The cath lab debacle has dragged on since October 2018, when the facility was declared broken beyond repair.
And while health department spokesperson Siyanda Manana said this week the lab would be open again in October, Bay mother Elmarie van der Merwe Brynard said the pronouncement “means nothing to me any more. I am numb”.
Van der Merwe Brynard has spent an inordinate amount of time trying to keep her little boy Joshua, 6, alive — fighting the department at every turn in her desperation to have the lab reopened.
Joshua was due for another procedure at the cath lab in March but that, too, was postponed.
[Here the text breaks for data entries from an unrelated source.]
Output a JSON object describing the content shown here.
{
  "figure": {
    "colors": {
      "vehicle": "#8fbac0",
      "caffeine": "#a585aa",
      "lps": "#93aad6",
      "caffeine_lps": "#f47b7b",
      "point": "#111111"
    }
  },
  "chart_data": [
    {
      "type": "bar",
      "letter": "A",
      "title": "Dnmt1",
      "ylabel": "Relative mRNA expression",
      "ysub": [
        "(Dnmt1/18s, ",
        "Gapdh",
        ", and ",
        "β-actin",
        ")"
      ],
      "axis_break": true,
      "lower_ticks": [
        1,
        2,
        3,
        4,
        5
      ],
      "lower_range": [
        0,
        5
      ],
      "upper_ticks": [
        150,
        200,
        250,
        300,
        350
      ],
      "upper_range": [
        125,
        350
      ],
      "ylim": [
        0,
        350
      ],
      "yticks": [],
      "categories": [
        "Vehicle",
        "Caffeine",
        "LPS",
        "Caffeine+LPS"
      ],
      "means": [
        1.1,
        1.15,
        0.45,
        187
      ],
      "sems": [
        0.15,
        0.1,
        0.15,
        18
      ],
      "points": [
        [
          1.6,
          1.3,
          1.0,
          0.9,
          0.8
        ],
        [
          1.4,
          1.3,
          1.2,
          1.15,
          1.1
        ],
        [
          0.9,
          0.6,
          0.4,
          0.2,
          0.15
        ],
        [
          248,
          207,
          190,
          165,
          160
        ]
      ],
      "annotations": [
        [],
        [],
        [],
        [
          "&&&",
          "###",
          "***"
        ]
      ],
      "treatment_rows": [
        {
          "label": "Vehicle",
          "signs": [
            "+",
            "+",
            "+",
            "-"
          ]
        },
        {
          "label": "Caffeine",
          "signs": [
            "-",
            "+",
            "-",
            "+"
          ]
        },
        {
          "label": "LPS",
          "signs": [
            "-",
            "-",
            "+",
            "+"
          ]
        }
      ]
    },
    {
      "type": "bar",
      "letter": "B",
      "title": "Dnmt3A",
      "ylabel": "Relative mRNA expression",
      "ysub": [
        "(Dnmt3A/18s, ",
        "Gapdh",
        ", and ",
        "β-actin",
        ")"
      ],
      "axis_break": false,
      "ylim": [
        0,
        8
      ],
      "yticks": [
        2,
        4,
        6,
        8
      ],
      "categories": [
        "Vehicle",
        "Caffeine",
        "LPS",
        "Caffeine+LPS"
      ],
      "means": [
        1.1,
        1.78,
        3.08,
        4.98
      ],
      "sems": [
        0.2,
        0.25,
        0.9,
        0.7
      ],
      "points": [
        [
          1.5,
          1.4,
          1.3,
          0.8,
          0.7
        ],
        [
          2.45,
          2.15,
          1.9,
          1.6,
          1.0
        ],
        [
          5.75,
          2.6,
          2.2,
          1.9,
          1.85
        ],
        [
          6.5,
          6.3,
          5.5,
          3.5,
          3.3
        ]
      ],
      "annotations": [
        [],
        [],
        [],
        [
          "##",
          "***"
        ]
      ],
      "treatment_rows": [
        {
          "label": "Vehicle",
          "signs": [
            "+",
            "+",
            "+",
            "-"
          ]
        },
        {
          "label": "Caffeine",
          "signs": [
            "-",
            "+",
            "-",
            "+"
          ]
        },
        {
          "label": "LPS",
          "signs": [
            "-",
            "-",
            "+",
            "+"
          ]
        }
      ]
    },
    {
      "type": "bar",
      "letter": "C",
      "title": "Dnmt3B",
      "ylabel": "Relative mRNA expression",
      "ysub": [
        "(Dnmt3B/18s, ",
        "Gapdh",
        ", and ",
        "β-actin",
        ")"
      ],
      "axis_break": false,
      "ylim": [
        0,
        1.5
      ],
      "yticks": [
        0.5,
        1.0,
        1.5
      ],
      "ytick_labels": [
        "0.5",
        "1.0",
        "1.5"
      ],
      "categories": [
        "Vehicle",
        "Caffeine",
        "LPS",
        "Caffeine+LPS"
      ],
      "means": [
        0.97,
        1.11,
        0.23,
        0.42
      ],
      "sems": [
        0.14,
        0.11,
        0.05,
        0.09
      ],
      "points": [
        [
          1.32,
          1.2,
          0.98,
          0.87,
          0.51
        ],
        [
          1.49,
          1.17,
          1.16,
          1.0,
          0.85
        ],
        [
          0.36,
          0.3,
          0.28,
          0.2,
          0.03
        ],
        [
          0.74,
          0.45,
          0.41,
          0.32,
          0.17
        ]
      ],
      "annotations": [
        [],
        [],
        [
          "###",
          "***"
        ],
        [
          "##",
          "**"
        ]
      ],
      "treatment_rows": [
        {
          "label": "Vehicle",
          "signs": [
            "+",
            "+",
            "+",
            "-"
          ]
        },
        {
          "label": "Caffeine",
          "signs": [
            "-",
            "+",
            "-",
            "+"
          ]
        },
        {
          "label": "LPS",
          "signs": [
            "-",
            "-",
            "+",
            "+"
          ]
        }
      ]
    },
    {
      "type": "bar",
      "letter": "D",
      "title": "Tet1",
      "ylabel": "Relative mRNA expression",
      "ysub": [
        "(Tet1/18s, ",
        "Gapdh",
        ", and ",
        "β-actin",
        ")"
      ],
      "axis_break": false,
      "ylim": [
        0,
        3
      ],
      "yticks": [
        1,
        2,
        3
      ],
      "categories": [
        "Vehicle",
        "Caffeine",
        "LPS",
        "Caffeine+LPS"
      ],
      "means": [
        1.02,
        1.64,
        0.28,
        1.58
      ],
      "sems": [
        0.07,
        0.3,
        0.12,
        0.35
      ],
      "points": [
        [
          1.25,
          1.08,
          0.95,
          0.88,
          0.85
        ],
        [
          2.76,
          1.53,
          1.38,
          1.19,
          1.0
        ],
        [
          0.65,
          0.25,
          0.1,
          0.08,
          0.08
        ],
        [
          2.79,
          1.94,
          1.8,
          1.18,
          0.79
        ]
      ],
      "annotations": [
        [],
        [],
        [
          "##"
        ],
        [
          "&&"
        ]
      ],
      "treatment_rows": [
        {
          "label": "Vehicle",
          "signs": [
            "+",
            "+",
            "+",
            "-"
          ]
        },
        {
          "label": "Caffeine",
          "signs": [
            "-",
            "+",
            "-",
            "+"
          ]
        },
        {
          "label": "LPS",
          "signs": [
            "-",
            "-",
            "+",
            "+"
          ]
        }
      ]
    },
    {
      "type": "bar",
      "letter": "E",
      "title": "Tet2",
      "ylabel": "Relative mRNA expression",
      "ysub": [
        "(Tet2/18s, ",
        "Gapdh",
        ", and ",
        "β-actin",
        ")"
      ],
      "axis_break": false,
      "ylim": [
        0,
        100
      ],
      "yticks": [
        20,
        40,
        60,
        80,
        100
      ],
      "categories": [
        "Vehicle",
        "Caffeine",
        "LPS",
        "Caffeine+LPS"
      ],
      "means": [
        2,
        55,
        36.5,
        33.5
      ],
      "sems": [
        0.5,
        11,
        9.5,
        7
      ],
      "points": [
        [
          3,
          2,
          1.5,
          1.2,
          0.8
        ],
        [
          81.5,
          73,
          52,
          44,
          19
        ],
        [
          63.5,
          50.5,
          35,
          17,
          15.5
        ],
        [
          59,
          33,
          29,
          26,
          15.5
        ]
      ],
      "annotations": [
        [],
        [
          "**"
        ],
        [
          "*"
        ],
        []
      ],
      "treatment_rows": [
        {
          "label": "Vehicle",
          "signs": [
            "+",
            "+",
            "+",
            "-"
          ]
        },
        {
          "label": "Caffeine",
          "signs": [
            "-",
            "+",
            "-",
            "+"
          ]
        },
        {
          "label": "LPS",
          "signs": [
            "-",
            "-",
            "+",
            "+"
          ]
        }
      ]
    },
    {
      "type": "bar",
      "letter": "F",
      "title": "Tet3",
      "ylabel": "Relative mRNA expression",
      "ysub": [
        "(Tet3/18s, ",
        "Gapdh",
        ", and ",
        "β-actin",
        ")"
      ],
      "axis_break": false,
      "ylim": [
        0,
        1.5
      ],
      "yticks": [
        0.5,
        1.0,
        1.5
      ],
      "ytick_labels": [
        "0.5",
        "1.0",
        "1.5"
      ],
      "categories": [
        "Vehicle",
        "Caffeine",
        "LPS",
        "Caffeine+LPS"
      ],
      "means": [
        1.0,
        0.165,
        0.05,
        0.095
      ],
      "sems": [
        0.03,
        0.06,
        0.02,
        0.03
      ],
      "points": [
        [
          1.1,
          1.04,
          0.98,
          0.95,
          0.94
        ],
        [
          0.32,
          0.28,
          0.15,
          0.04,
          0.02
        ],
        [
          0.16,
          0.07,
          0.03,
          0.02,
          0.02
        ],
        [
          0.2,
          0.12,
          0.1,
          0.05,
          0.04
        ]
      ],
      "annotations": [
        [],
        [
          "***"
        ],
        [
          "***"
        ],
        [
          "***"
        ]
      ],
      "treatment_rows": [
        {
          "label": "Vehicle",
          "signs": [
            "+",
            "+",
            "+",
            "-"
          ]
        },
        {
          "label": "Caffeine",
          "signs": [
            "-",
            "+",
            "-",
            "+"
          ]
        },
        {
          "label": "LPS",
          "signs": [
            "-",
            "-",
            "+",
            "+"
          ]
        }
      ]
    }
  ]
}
“Lately he has been seeming more tired and blue,” Van der Merwe Brynard said this week.
Without an angiogram, Joshua, who was born with serious heart defects, will not be able to have the heart surgery so crucial to his survival.
The lab is used to perform non-invasive procedures to fit patients with stents to open blocked arteries, fix arteries and congenital heart defects, and do some vascular procedures.
The use of the lab to correct certain congenital defects in babies’ hearts was pioneered by the dean of the Nelson Mandela University’s medical school, Dr Lungile Pepeta.
Van der Merwe Brynard has watched as at least five promises to reopen the lab were made with no result.
Manana said it would now only be reopened again in October, and blamed Covid-19 and the ensuing lockdown for the lack of progress in construction to repair the facility.
He added that priority cases were being taken care of through a contract the department of health had with the Netcare hospital group.
But for Uitenhage resident Zacharias Vorster, October is “too far”.
He needs an angiogram as a scan has shown some of his arteries are clogged, but the results were not clear enough for doctors to know what action to take.
Vorster, 68, said he had waited 140 days for the angiogram and was so weak he could work for only five minutes before needing to lie down.
His headaches have become so bad he feels as if he is being hit by a hammer.